3. Jurisdictional implementation

The effective implementation of these corporate governance principles requires relevant legal, regulatory and institutional frameworks. Nevertheless, the guidelines intend to guide the actions of board members, senior managers, control function heads and supervisors of a diverse range of banks in a number of countries with varying legal and regulatory systems. There are significant differences in the legislative and regulatory frameworks across countries which may restrict the application of certain principles or provisions therein. Therefore, it is recommended by the BCBS, that each jurisdiction applies the provisions as the national authorities see fit. In some cases, this may involve legal changes. In other cases, a principle may require slight modification in order to be implemented.

In Germany, some of these corporate governance principles have already been implemented into German law.

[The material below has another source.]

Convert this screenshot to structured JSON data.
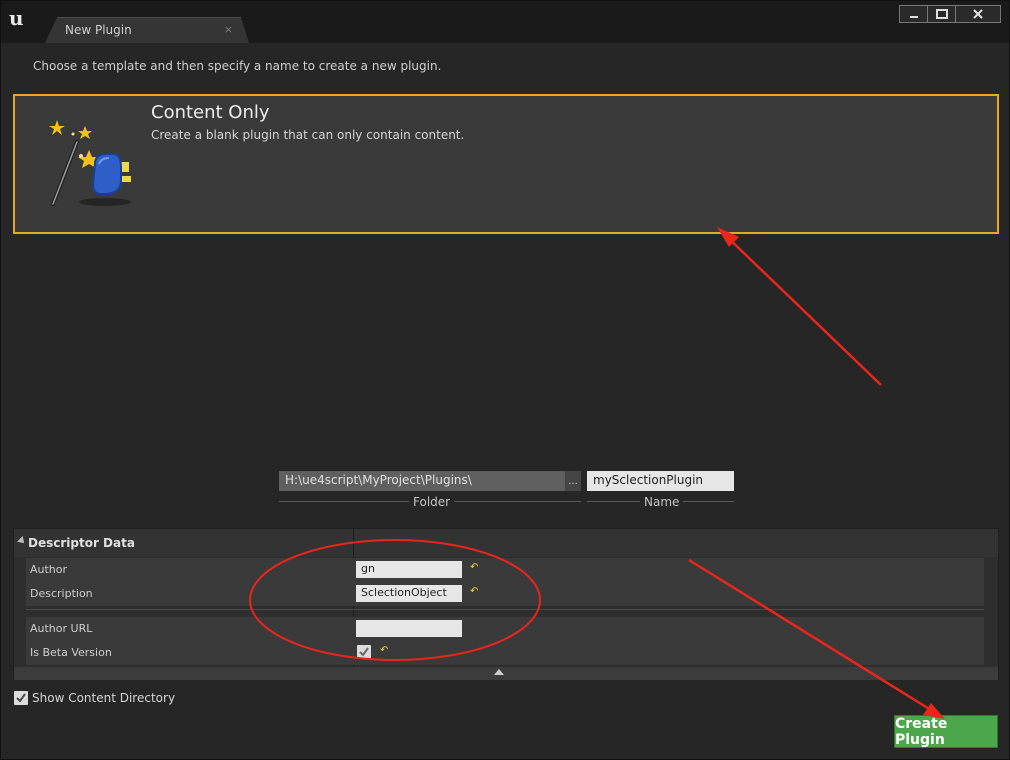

Primarily, section 25a German Banking Act (Kreditwesengesetz (KWG)) addresses special organisational duties in relation to the institutions to which the KWG applies (e.g. credit institutions and financial services institutions). Section 25a (1) KWG stipulates that an institution must have a proper business organisation which ensures compliance with the legal provisions to be adhered to by the institution. The managing directors are responsible for the proper business organisation of the institution and must take the necessary measures for developing the respective institution-specific requirements. According to section 25a (1) KWG, a proper business organisation must comprise, in particular, an appropriate and effective risk management on the basis of which an institution must continuously ensure its risk tolerance.

Secondly, sections 25c and 25d KWG extend such duties to the managing directors and the supervisory body of an institution: the managing directors of an institution must be professionally qualified and reliable and devote sufficient time to the performance of their duties. The members of the management have to have adequate theoretical and practical knowledge of the business concerned as well as managerial experience. Section 25c KWG also states that with a view to their overall responsibility for the proper business organisation of the institution according to section 25a KWG, the managing directors of an institution have to ensure that the institution has the statutory strategies, processes, procedures, functions and concepts in place. According to section 25d KWG the members of the administrative or supervisory body must be reliable, have the expertise required for exercising the control function and for assessing and supervising the business conducted by the institution and devote sufficient time to the performance of their duties.

Additionally, BaFin is planning to import some ideas of the BCBS into German regulatory law by extending the requirements set out in the "Minimum requirements for Risk Management".